Tuesday, April 9, 2013

audio yo


I can’t wait to get in the car with my girl. We are seeking out reasons to drive places together these days, she and I. We’ve got to finish Tallgrass.
 
We’ve taken two roadtrips to Northern California this year, and audiobooks have been our salvation. Audiobooks and blowpops, but mostly audiobooks. On our first trip in January, I imagined that the kids would be plugged in to their various and sundry personal electronic devices so I checked out a couple of books that I thought Bill and I would enjoy while I drove and he pretended not be asleep. So I picked books that I thought I would like. I went in foolish, looking for a tome or two that would last for the duration of our interminable trek up and down the godforsaken I-5. On that first trip, we popped in the first CD an hour in to the drive, and I was quickly immersed in the story. It was heavy subject matter from the get go – an unhappy marriage scarred by infidelity, peppered with foul language and raw emotion. Naturally, the kids were both drawn in to The Hour I First Believed

We went with it for a while, finding value in the conversations about angst and misplaced despair and woulda coulda shoulda would never. It was less about a riveting story to distract us from the road and more about a series of somewhat treacherous parenting moments. After the book was about what happened at Columbine, it was about an adult relationship, fraught with flaws and doubt and sex and regret and tragedy and longing, and one point Bill looked at the CD case and noted that the telling of this tale would endure for 24 hours. So, yeah. No.

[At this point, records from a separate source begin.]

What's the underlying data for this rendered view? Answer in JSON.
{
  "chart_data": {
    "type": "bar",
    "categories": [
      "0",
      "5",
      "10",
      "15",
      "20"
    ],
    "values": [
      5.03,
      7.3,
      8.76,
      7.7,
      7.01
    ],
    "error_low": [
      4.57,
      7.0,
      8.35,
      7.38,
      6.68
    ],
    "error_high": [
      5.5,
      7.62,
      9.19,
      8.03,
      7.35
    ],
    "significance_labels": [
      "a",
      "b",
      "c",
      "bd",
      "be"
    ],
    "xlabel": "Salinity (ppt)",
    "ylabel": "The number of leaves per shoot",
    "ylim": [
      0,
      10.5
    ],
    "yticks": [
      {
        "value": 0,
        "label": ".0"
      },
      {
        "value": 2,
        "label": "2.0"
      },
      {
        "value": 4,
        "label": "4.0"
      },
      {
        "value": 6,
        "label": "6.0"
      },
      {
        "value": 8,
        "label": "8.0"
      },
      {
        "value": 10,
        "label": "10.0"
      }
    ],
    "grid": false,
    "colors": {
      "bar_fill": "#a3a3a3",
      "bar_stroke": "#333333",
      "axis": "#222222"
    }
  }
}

The alternate selection was actually quite good, if you’re cool with themes about murder and writers and Hollywood and… um… tragedy and loss and sex and swearing. Don’t judge me, it was the lesser of two evils. The NobodiesAlbum. This was a good one, interesting concept and divergent trajectory.  We got home before finishing it, and I had to check out the book itself to find out who dun it.

Fast forward to trip number two. This time I went in looking for stories that were more appropriate in both duration and content. I focused on young adult fiction, but filtered out most vampire/zombie/flowers in the attic sorts of delights.  On the way up, we listened to the Outsiders. Yes. Perfection. Stay gold, Ponyboy.

For the drive home, we tried Tallgrass. From the get-go, I knew there’d be trouble. The voice. Ach, that voice. Super duper mega annoying. The narrator did voices for the characters, of which there are many in this story about a Colorado beet farm family affected by the internment of Japanese Americans during World War II.  My boy couldn’t take it. It was hard to blame him, but the rest of us were better equipped to look past it for the sake of the story, which was riveting. So we took  music and conversation breaks, and when we pulled in to home we were once again left hanging for the who dun it.

My girl and I have listened to snippets here and there, but damn this central location of ours, we hardly have more than ten minutes in the car, ever! The story’s getting so good, though. Driving home from karate last night we took the long way and then drove around the neighborhood for a good fifteen before resigning ourselves to turn the car off.

I can’t wait to drive her to school.

2 comments:

Me, You, or Ellie said...

Aw I love that, you two taking the long way home....

And I love the Nobodies Album, and of course, The Outsiders, sigh. I might should have to try Tallgrass.....

Now go get yourselves in the car....

Love you,
Ellie

Beth said...

Love this!

I need to do this the next time we road trip, which will be in approximately, never, well, a long while anyway. Road trips with 3 year olds are not fun. Even with the best of audio books;)

But the older girls would love this, and now I have your recomendations. We're starting with "The Hour I First Belived." Ha ha. Maybe with the Outsiders though. (Side note, it's kinda weird that two MY&E blog posts in the last month have referenced The Outsiders, no?)